La syrah, cépage emblématique de l’appellation, est justement connue pour son comportement anisohydrique. Autrement dit, contrairement aux cépages dits “isohydriques”, la plante maintient ses stomates ouverts (les pores situés sur la face inférieure des feuilles), même pendant de fortes chaleurs et de déficit en eau, ce qui accentue la perte d’eau par transpiration ou évaporation et augmente le risque de stress hydrique. Dans un contexte où les années caniculaires deviennent de plus en plus fréquentes (citons notamment 2018, 2022, 2023 et 2025), il est donc devenu crucial de mettre en place des pratiques pour que la vigne s’adapte aux nouvelles réalités :
- Le mode de conduite en échalas : il permet de protéger les raisins grâce à un ombrage naturel assuré par le feuillage, tout en favorisant une meilleure aération lors des périodes plus humides. “L’un des changements majeurs est l’abandon de l’effeuillage sur la partie de la vigne exposée au sud, où l’ensoleillement est plus important, afin de mieux protéger les raisins de l’exposition directe au soleil”, comme le souligne Yann Chave, président de l’appellation.
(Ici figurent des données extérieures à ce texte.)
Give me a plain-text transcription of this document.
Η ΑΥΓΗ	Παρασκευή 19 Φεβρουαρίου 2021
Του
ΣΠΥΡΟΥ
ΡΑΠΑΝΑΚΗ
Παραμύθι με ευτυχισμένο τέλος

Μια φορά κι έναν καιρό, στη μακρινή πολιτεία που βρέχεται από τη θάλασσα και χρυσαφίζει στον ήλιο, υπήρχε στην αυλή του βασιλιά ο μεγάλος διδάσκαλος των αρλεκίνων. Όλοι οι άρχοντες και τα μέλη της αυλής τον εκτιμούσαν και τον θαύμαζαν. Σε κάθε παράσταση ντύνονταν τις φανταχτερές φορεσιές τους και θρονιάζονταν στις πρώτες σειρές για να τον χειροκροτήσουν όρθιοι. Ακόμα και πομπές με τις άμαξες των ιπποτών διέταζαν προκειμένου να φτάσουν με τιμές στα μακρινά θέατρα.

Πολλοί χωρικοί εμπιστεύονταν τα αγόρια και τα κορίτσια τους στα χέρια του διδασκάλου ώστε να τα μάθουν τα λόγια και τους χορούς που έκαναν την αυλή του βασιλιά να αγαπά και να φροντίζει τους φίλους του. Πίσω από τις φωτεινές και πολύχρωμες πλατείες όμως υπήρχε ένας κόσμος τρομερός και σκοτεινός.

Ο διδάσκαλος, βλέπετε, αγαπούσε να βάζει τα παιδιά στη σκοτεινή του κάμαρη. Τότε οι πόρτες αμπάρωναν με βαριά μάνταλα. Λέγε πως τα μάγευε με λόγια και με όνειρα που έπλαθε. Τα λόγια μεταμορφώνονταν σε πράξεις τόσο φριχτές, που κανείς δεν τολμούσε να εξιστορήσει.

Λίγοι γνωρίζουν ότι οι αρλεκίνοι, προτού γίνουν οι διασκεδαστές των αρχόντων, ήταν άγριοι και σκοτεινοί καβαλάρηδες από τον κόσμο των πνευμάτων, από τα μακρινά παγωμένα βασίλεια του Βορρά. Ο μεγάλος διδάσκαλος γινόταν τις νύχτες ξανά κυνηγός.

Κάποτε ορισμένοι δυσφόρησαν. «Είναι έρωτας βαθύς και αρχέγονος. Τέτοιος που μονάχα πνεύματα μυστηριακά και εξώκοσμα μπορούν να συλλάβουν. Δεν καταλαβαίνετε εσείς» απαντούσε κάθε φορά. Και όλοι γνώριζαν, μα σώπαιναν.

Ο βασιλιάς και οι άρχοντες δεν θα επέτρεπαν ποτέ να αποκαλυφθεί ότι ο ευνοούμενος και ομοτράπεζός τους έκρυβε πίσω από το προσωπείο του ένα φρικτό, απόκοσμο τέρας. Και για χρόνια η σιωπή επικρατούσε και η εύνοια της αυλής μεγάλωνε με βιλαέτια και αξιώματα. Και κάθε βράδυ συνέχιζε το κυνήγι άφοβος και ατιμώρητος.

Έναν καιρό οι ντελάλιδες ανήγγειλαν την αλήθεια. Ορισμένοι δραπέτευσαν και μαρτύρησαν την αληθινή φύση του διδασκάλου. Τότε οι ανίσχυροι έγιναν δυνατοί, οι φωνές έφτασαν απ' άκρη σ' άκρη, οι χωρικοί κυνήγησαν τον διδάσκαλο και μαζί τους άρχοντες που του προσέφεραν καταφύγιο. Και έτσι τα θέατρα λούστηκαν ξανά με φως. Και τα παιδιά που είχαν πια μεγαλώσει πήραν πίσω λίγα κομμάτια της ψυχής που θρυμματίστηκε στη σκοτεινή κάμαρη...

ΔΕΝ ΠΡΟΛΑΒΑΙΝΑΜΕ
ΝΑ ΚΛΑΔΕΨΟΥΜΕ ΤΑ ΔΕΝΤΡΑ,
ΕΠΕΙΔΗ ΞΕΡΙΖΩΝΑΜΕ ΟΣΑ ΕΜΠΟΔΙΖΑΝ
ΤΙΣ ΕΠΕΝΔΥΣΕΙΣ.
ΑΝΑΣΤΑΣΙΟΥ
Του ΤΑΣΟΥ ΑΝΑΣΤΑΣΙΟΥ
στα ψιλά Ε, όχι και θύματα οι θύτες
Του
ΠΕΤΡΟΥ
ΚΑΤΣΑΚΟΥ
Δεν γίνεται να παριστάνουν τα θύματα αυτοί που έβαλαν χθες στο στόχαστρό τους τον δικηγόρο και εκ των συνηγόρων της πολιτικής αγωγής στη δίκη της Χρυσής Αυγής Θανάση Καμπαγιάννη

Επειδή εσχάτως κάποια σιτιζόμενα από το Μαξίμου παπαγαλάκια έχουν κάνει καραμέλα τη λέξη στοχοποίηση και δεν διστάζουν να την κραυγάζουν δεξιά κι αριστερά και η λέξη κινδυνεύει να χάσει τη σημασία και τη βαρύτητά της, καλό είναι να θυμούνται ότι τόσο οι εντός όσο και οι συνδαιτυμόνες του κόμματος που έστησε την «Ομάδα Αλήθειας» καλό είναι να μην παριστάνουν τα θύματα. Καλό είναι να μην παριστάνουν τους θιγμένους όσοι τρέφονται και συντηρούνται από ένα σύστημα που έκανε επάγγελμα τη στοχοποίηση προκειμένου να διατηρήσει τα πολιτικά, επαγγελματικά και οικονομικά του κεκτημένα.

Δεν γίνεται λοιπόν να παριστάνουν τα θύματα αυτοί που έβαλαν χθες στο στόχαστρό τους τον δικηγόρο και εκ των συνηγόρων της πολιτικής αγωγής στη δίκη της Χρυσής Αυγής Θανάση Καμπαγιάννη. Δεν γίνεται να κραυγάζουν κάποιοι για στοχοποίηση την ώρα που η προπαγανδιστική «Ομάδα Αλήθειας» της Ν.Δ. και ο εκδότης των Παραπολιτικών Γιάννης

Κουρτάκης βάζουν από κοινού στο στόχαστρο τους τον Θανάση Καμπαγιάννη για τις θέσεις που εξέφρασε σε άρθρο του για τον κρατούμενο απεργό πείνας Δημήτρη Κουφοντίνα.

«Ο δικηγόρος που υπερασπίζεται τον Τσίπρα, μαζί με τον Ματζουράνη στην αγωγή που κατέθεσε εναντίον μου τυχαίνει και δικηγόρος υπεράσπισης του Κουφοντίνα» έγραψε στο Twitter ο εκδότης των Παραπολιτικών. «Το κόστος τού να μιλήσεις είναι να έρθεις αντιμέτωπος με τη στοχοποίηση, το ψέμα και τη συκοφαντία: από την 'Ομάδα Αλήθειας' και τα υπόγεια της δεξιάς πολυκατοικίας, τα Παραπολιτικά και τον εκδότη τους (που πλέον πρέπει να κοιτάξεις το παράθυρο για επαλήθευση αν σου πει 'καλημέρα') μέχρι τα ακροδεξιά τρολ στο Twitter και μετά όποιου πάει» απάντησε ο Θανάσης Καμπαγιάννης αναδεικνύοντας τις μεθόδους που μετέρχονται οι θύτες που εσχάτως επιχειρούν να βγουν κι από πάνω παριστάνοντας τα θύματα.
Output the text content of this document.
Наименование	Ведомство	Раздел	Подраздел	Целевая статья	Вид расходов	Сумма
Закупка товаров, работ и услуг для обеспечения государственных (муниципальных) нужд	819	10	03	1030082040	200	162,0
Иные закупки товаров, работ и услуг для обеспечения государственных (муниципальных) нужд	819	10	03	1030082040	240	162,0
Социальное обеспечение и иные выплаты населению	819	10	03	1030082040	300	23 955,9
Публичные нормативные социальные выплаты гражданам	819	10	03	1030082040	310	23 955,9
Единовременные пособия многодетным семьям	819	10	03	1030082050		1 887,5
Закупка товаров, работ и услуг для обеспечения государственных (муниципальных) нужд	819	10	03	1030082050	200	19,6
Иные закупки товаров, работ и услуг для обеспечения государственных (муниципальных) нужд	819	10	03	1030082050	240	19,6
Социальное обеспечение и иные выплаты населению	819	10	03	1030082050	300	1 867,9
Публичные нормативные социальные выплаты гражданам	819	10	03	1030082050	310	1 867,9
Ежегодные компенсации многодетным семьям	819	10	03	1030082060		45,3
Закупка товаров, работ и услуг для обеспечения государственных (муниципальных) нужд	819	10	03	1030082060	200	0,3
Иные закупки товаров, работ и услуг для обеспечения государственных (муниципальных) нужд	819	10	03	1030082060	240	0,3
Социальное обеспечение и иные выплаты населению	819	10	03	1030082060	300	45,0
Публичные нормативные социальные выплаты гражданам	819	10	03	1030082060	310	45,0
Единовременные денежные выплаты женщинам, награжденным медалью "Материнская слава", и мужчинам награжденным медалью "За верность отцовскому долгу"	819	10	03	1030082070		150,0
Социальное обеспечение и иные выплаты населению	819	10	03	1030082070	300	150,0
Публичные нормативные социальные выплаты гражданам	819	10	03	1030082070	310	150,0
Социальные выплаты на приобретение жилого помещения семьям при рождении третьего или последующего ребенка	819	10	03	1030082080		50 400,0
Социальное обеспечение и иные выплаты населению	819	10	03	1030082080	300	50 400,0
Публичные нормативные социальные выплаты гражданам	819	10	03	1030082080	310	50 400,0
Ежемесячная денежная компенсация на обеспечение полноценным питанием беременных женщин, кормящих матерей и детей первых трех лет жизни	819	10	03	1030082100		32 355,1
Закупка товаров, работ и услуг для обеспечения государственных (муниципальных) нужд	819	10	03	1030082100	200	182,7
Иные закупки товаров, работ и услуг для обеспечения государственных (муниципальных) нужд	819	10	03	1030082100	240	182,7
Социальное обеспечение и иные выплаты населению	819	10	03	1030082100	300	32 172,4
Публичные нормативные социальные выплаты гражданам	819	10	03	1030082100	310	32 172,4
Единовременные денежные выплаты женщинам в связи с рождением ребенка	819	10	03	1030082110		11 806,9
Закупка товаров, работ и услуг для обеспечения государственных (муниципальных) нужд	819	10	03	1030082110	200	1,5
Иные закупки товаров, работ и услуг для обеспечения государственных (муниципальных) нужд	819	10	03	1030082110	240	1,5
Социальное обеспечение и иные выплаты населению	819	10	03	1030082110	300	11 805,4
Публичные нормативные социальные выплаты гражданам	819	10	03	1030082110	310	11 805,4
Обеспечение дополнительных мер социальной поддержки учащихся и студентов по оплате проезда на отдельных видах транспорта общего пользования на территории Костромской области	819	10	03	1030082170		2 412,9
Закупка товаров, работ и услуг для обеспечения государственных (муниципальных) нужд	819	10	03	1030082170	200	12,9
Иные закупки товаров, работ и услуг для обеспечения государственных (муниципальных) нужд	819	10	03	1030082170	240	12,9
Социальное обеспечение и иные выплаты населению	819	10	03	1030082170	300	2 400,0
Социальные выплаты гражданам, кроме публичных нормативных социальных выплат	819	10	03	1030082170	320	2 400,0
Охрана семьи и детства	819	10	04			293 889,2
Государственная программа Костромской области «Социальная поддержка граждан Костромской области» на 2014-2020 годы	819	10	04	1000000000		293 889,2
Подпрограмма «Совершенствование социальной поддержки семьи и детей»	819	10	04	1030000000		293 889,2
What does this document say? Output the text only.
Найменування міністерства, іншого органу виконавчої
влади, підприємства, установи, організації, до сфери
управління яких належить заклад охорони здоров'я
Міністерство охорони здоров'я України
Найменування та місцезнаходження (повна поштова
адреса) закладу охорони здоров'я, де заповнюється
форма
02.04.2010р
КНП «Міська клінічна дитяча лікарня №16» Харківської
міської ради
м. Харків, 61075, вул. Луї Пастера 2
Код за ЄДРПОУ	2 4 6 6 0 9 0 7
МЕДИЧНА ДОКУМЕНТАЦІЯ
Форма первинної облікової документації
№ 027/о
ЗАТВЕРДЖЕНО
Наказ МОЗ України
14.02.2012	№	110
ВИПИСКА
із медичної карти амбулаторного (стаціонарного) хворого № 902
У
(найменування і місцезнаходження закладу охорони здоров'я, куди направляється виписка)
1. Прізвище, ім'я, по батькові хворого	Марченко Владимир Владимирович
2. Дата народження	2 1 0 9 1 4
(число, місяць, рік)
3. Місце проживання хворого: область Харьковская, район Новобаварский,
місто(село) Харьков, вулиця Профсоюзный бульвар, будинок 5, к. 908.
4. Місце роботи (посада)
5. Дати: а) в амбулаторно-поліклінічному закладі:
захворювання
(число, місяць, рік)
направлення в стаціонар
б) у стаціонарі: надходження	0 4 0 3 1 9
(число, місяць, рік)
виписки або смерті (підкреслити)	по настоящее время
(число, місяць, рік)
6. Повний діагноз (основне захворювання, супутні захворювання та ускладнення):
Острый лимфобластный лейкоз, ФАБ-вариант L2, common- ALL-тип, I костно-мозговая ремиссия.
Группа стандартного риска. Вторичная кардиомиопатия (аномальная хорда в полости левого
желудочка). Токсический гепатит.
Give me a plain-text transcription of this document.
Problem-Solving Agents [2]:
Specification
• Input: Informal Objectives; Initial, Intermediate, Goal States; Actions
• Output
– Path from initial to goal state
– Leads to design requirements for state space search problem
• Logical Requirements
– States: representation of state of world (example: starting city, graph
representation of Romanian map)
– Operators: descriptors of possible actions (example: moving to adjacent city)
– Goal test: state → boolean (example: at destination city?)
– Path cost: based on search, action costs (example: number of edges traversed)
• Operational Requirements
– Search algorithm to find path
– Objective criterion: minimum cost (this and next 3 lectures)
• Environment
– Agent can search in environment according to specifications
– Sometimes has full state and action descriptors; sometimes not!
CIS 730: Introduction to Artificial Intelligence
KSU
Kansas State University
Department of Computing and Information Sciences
- Les couverts végétaux : le recours accru aux couverts végétaux entre les rangs de vigne constitue, d’après Marc Romak du Domaine Mélody, une évolution marquante des dernières décennies. Il explique : “Semés à l’automne, ils sont tondus ou roulés, puis utilisés comme paillage. Cette pratique joue un rôle déterminant puisqu’on peut observer, lors d’une journée caniculaire, un écart de température de 10 à 20 °C entre un sol couvert et un sol nu. Un sol couvert par un paillage réduit donc l’évapotranspiration et, par conséquent, maintient une meilleure disponibilité en eau pour la vigne. On limite ainsi les risques d’arrêt de la maturation phénolique, un phénomène souvent provoqué par un stress hydrique excessif, ou encore une perte de rendement causée entre autres par des raisins desséchés. L’autre bénéfice majeur des couverts végétaux réside dans l’augmentation de la matière organique des sols”. Pour ce, le vigneron travaille notamment avec du fumier et du compost, qu’il épand à raison de 8 à 10 tonnes à l’hectare au printemps, en complément de l’utilisation des couverts végétaux. Il constate des résultats probants : « On est passé de 1,1 % à 2,5 % de matière organique en dix ans. Cela peut sembler modeste mais c’est considérable, car il est très difficile d’augmenter la matière organique sur des sols pauvres. » Cette matière organique joue un rôle fondamental dans la prévention de la compaction des sols, le développement de la vie microbienne et l’établissement des mycorhizes, des réseaux fongiques qui entretiennent une relation symbiotique avec les racines de la vigne. Ces réseaux mycorhiziens favorisent les échanges d’eau et de nutriments entre le sol et le système racinaire, contribuant ainsi à une meilleure résilience de la vigne face aux stress climatiques.
- La taille tardive de la vigne : cet autre outil d’adaptation face aux aléas climatiques va principalement protéger face aux épisodes de gel printanier, de plus en plus fréquents. “Taille tôt, taille tard, rien ne vaut la taille de mars, disaient nos grands-parents », rappelle Marc Romak. Il fait notamment référence au gel du 8 avril 2021, qui en a surpris plus d’un, alors que ce type d’épisode était devenu plus rare au fil des années. Or, dans un contexte d’hivers plus doux et de débourrements plus précoces, la taille tardive s’avère essentielle pour retarder la sortie des bourgeons. « On commence à tailler en février, parce qu’on a 23 hectares et qu’on ne peut pas tout faire en mars, mais on termine par les parcelles les plus gélives afin de limiter les risques », explique-t-il.